What are the emerging applications of TAS2R19 research beyond taste perception?

Recent research suggests broader roles for bitter taste receptors:

• Potential cancer associations:

  • Emerging evidence suggests connections between taste receptors and certain cancer types

  • Expression profiling in tumor vs. normal tissues

  • Functional studies examining effects on cell proliferation, migration, and apoptosis

• Immune system interactions:

  • Investigation of TAS2R expression in immune cells

  • Potential roles in detecting bacterial quorum sensing molecules

  • Signaling pathways connecting taste receptor activation to immune responses

• Metabolic regulation:

  • Expression analysis in metabolic tissues

  • Functional studies examining effects on hormone secretion

  • Potential connections to nutrient sensing networks

• Pharmacogenomic applications:

  • Population variation in TAS2R19 sequence and function

  • Implications for personalized medicine and drug development

  • Potential connections to individual differences in drug efficacy or side effects

These emerging research directions require combining conventional TAS2R19 detection methods with specialized assays for each application domain.
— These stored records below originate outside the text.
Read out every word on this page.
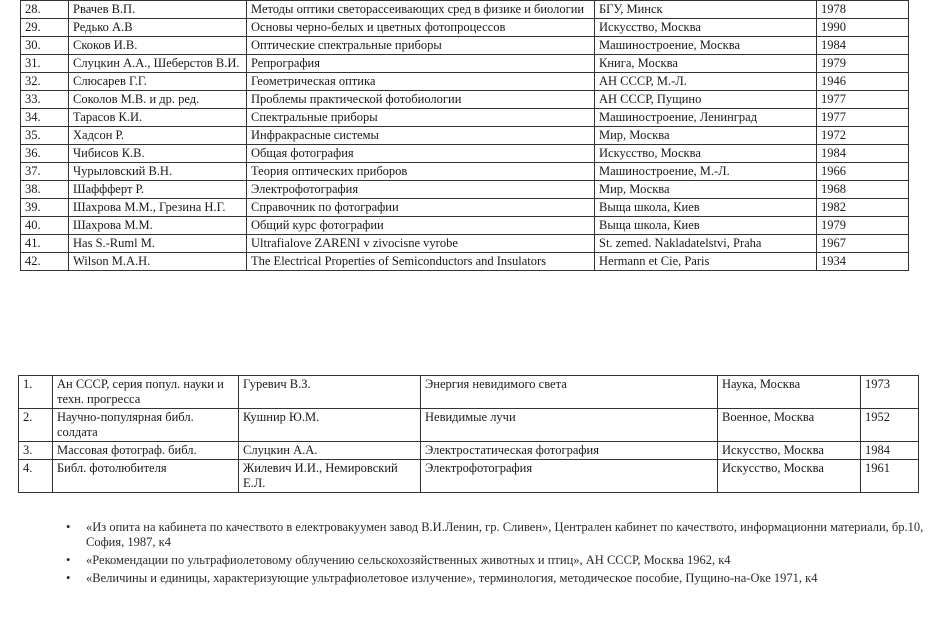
28.	Рвачев В.П.	Методы оптики светорассеивающих сред в физике и биологии	БГУ, Минск	1978
29.	Редько А.В	Основы черно-белых и цветных фотопроцессов	Искусство, Москва	1990
30.	Скоков И.В.	Оптические спектральные приборы	Машиностроение, Москва	1984
31.	Слуцкин А.А., Шеберстов В.И.	Репрография	Книга, Москва	1979
32.	Слюсарев Г.Г.	Геометрическая оптика	АН СССР, М.-Л.	1946
33.	Соколов М.В. и др. ред.	Проблемы практической фотобиологии	АН СССР, Пущино	1977
34.	Тарасов К.И.	Спектральные приборы	Машиностроение, Ленинград	1977
35.	Хадсон Р.	Инфракрасные системы	Мир, Москва	1972
36.	Чибисов К.В.	Общая фотография	Искусство, Москва	1984
37.	Чурыловский В.Н.	Теория оптических приборов	Машиностроение, М.-Л.	1966
38.	Шаффферт Р.	Электрофотография	Мир, Москва	1968
39.	Шахрова М.М., Грезина Н.Г.	Справочник по фотографии	Выща школа, Киев	1982
40.	Шахрова М.М.	Общий курс фотографии	Выща школа, Киев	1979
41.	Has S.-Ruml M.	Ultrafialove ZARENI v zivocisne vyrobe	St. zemed. Nakladatelstvi, Praha	1967
42.	Wilson M.A.H.	The Electrical Properties of Semiconductors and Insulators	Hermann et Cie, Paris	1934
1.	Ан СССР, серия попул. науки и техн. прогресса	Гуревич В.З.	Энергия невидимого света	Наука, Москва	1973
2.	Научно-популярная библ. солдата	Кушнир Ю.М.	Невидимые лучи	Военное, Москва	1952
3.	Массовая фотограф. библ.	Слуцкин А.А.	Электростатическая фотография	Искусство, Москва	1984
4.	Библ. фотолюбителя	Жилевич И.И., Немировский Е.Л.	Электрофотография	Искусство, Москва	1961
• «Из опита на кабинета по качеството в електровакуумен завод В.И.Ленин, гр. Сливен», Централен кабинет по качеството, информационни материали, бр.10, София, 1987, к4
• «Рекомендации по ультрафиолетовому облучению сельскохозяйственных животных и птиц», АН СССР, Москва 1962, к4
• «Величины и единицы, характеризующие ультрафиолетовое излучение», терминология, методическое пособие, Пущино-на-Оке 1971, к4
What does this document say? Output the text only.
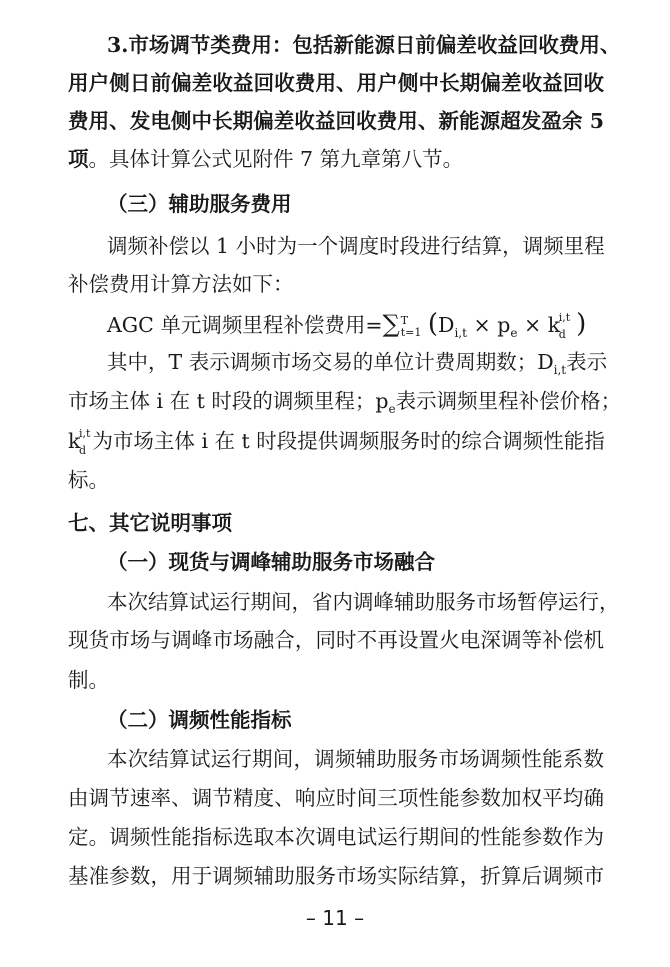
3.市场调节类费用：包括新能源日前偏差收益回收费用、
用户侧日前偏差收益回收费用、用户侧中长期偏差收益回收
费用、发电侧中长期偏差收益回收费用、新能源超发盈余 5
项。具体计算公式见附件 7 第九章第八节。
（三）辅助服务费用
调频补偿以 1 小时为一个调度时段进行结算，调频里程
补偿费用计算方法如下：
AGC 单元调频里程补偿费用=∑ T
t=1 ($D_{i,t} \times p_e \times k$
i,t
d )
其中，T 表示调频市场交易的单位计费周期数；$D_{i,t}$表示
市场主体 i 在 t 时段的调频里程；$p_e$表示调频里程补偿价格；
k
i,t
d 为市场主体 i 在 t 时段提供调频服务时的综合调频性能指
标。
七、其它说明事项
（一）现货与调峰辅助服务市场融合
本次结算试运行期间，省内调峰辅助服务市场暂停运行，
现货市场与调峰市场融合，同时不再设置火电深调等补偿机
制。
（二）调频性能指标
本次结算试运行期间，调频辅助服务市场调频性能系数
由调节速率、调节精度、响应时间三项性能参数加权平均确
定。调频性能指标选取本次调电试运行期间的性能参数作为
基准参数，用于调频辅助服务市场实际结算，折算后调频市
– 11 –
How can advanced technologies enhance TAS2R19 research?

Cutting-edge approaches for TAS2R19 investigation include:

• CRISPR-Cas9 genome editing:

  • Generation of knockout cell lines and animal models

  • Introduction of reporter tags at endogenous loci

  • Creation of specific mutations to study structure-function relationships

• Cryo-electron microscopy:

  • Structural characterization of TAS2R19 alone and in complex with ligands

  • Insights into binding pocket architecture and activation mechanisms

  • Comparison with other GPCR structures

• Organoid technology:

  • Development of taste bud organoids expressing TAS2R19

  • More physiologically relevant model systems

  • Drug screening in 3D culture environments

• Single-cell technologies:

  • Transcript and protein profiling at single-cell resolution

  • Identification of rare cell populations expressing TAS2R19

  • Spatial transcriptomics to map expression patterns in complex tissues

• AI-driven approaches:

  • Computational prediction of TAS2R19 ligands

  • Structure-based virtual screening for novel agonists/antagonists

  • Network analysis integrating multiple data types

These technological advances promise to accelerate discovery and provide deeper insights into TAS2R19 biology and potential therapeutic applications.